The Kanwariyas, however, travel the Kanwar Yatra from Sultanganj to Devghar throughout the year, in the states of Bihar and Jharkhand, respectively.
The pilgrims travel the entire 100 kilometers in bare feet and with great dedication.
According to the Hindu calendar, the Kanwar Yatra was first collected. the data of "Bhado," but once the meal (fair) began in the month of "Shravan" in 1960, the yatra began from this month till the time of Dussera. During this time, Kanwar Yatra is mostly observed, although, during important Hindu holidays like Maha Shivratri and Basant Panchami, the amount of Kanvarias multiplies. Nearly 2 crore people travel on this holy trek each year, according to statistics. This festival, also known as the "Shravan Mela," is one of the largest religious gatherings in North India. Women take part in the Kanwar Yatra in significant numbers, making it open to both genders.
On the trayodashi tithi of the Shravan month, Kanwariyas offer the Ganga Jal they brought back from the holy sites to wash the Shivalingam in their hometown.

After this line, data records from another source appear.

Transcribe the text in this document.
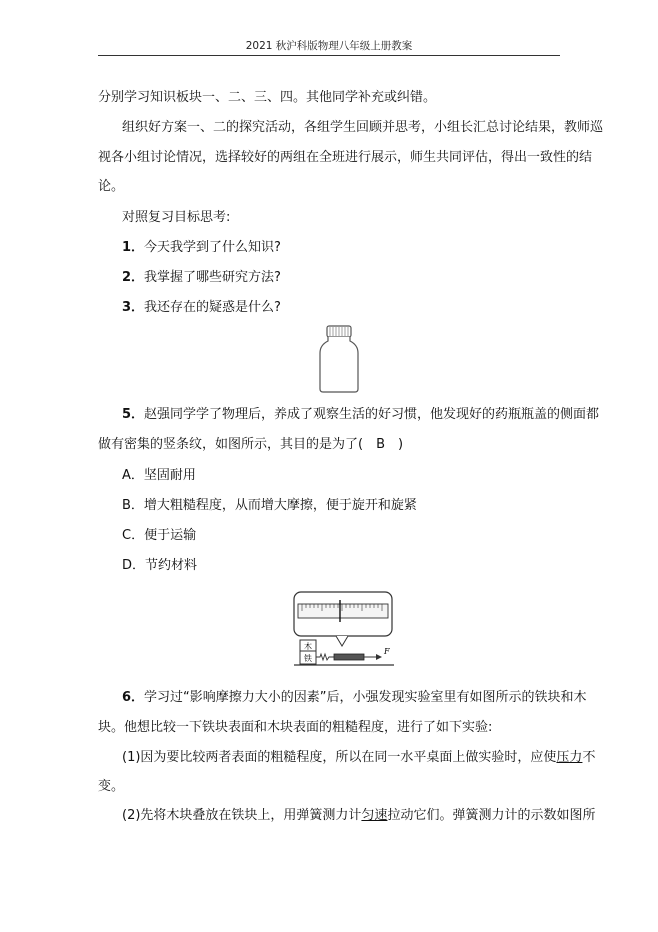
2021 秋沪科版物理八年级上册教案
分别学习知识板块一、二、三、四。其他同学补充或纠错。
组织好方案一、二的探究活动，各组学生回顾并思考，小组长汇总讨论结果，教师巡
视各小组讨论情况，选择较好的两组在全班进行展示，师生共同评估，得出一致性的结
论。
对照复习目标思考:
1．今天我学到了什么知识?
2．我掌握了哪些研究方法?
3．我还存在的疑惑是什么?
5．赵强同学学了物理后，养成了观察生活的好习惯，他发现好的药瓶瓶盖的侧面都
做有密集的竖条纹，如图所示，其目的是为了(　B　)
A．坚固耐用
B．增大粗糙程度，从而增大摩擦，便于旋开和旋紧
C．便于运输
D．节约材料
木
铁
F
6．学习过“影响摩擦力大小的因素”后，小强发现实验室里有如图所示的铁块和木
块。他想比较一下铁块表面和木块表面的粗糙程度，进行了如下实验:
(1)因为要比较两者表面的粗糙程度，所以在同一水平桌面上做实验时，应使压力不
变。
(2)先将木块叠放在铁块上，用弹簧测力计匀速拉动它们。弹簧测力计的示数如图所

A lot of followers make a point to walk the entire way barefoot. People who are unable to walk can, nevertheless, use personal vehicles. The devotees receive assistance and free services such as food, water, tea, and medical care from devotees and NGOs.
For worshippers to take a break, a variety of improvised accommodations are also set up along the route. Shiva devotees chant Bol Bam and other devotional bhajans and kirtans of Shiva while traveling.

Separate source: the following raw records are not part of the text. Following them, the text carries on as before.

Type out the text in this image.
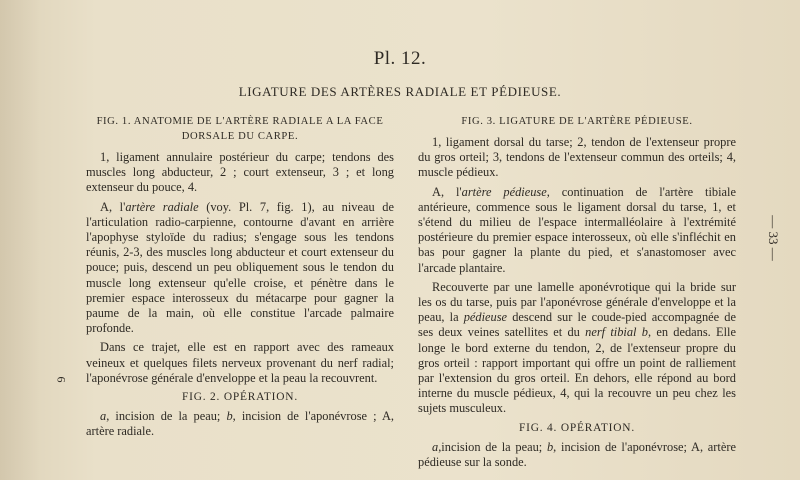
Pl. 12.
LIGATURE DES ARTÈRES RADIALE ET PÉDIEUSE.
FIG. 1. ANATOMIE DE L'ARTÈRE RADIALE A LA FACE DORSALE DU CARPE.

1, ligament annulaire postérieur du carpe; tendons des muscles long abducteur, 2 ; court extenseur, 3 ; et long extenseur du pouce, 4.

A, l'artère radiale (voy. Pl. 7, fig. 1), au niveau de l'articulation radio-carpienne, contourne d'avant en arrière l'apophyse styloïde du radius; s'engage sous les tendons réunis, 2-3, des muscles long abducteur et court extenseur du pouce; puis, descend un peu obliquement sous le tendon du muscle long extenseur qu'elle croise, et pénètre dans le premier espace interosseux du métacarpe pour gagner la paume de la main, où elle constitue l'arcade palmaire profonde.

Dans ce trajet, elle est en rapport avec des rameaux veineux et quelques filets nerveux provenant du nerf radial; l'aponévrose générale d'enveloppe et la peau la recouvrent.

FIG. 2. OPÉRATION.

a, incision de la peau; b, incision de l'aponévrose ; A, artère radiale.

FIG. 3. LIGATURE DE L'ARTÈRE PÉDIEUSE.

1, ligament dorsal du tarse; 2, tendon de l'extenseur propre du gros orteil; 3, tendons de l'extenseur commun des orteils; 4, muscle pédieux.

A, l'artère pédieuse, continuation de l'artère tibiale antérieure, commence sous le ligament dorsal du tarse, 1, et s'étend du milieu de l'espace intermalléolaire à l'extrémité postérieure du premier espace interosseux, où elle s'infléchit en bas pour gagner la plante du pied, et s'anastomoser avec l'arcade plantaire.

Recouverte par une lamelle aponévrotique qui la bride sur les os du tarse, puis par l'aponévrose générale d'enveloppe et la peau, la pédieuse descend sur le coude-pied accompagnée de ses deux veines satellites et du nerf tibial b, en dedans. Elle longe le bord externe du tendon, 2, de l'extenseur propre du gros orteil : rapport important qui offre un point de ralliement par l'extension du gros orteil. En dehors, elle répond au bord interne du muscle pédieux, 4, qui la recouvre un peu chez les sujets musculeux.

FIG. 4. OPÉRATION.

a,incision de la peau; b, incision de l'aponévrose; A, artère pédieuse sur la sonde.

— 33 —
6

The devotees carry the "Kanvar" on both of their shoulders during the Kanwar Yatra. The term "Kanvar" refers to a short bamboo pole to which two different-colored earthen pots are fastened. By holding the Kanvars on their shoulders during this pilgrimage, the Kanvarias refill the clay pots with magic water for the offerings at Lord Shiva's temple.
The Kanwar Yatra is a one-month ceremony wherein the Kanvarias go barefooted and dressed in saffron to gather holy water from the designated pilgrimage sites. The devotees then travel back to their hometown and carry out the sacred anointing of the Shivling at the neighborhood temple. It is regarded as an act of gratitude for all the blessings throughout their lives. The only thing to watch out for is that the earthen pots never contact the ground while being transported. Along the way, there are many improvised stands built where the Kanvarias can stop and relax for a while.

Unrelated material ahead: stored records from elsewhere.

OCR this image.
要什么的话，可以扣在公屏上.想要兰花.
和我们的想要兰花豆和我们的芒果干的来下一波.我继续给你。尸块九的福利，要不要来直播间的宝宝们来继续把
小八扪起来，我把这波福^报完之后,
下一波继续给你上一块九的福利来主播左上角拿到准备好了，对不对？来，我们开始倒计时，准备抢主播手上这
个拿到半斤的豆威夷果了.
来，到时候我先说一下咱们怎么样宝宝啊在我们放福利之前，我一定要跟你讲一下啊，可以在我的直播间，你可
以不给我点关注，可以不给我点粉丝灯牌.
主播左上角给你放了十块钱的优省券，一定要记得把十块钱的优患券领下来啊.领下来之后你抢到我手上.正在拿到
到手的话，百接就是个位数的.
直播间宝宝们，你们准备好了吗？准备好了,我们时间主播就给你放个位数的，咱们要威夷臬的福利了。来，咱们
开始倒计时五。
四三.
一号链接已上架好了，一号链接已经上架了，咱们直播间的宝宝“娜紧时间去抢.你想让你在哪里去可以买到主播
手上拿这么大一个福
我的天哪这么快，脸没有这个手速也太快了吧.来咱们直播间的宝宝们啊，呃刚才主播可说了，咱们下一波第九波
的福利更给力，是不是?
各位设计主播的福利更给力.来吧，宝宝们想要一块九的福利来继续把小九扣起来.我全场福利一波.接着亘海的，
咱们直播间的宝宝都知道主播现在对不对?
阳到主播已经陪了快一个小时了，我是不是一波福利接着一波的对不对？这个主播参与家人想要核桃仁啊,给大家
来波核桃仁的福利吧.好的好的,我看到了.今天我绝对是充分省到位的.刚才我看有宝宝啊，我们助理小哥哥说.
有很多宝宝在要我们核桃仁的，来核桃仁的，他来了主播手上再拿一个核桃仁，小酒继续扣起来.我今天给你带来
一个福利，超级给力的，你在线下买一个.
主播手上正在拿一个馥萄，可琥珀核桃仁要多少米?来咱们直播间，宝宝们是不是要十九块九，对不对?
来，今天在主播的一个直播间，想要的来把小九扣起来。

During this sacred yatra, the Kanvarias trek in groups. The majority of followers walk the route, but some also ride bikes, scooters, motorbikes, jeeps, or mini-trucks to make the trip. These Lord Shiva followers recite holy bhajans and the "Bol Bam" throughout the entire voyage.
Helping the Kanvarias is regarded as a fortunate deed. Several NGOs provide free services like providing food, water, tea, or medical assistance along various parts of the trek. Few NGOs, such as Bol Bum Sewa Samiti, operate year-round, however, the majority of these organizations only operate during the month of Shravan.
To go to Haridwar, Gomukh, and Gangotri in Uttarakhand during the Kanwar Yatra, the Kawariyas, or followers of Lord Shiva, travel through the Uttar Pradesh districts of Saharanpur, Shamli, Meerut, Ghaziabad, and Baghpat. Kanwariyas travel via National Highway 58 to get to Uttarakhand from Delhi, Madhya Pradesh, western UP, and Rajasthan.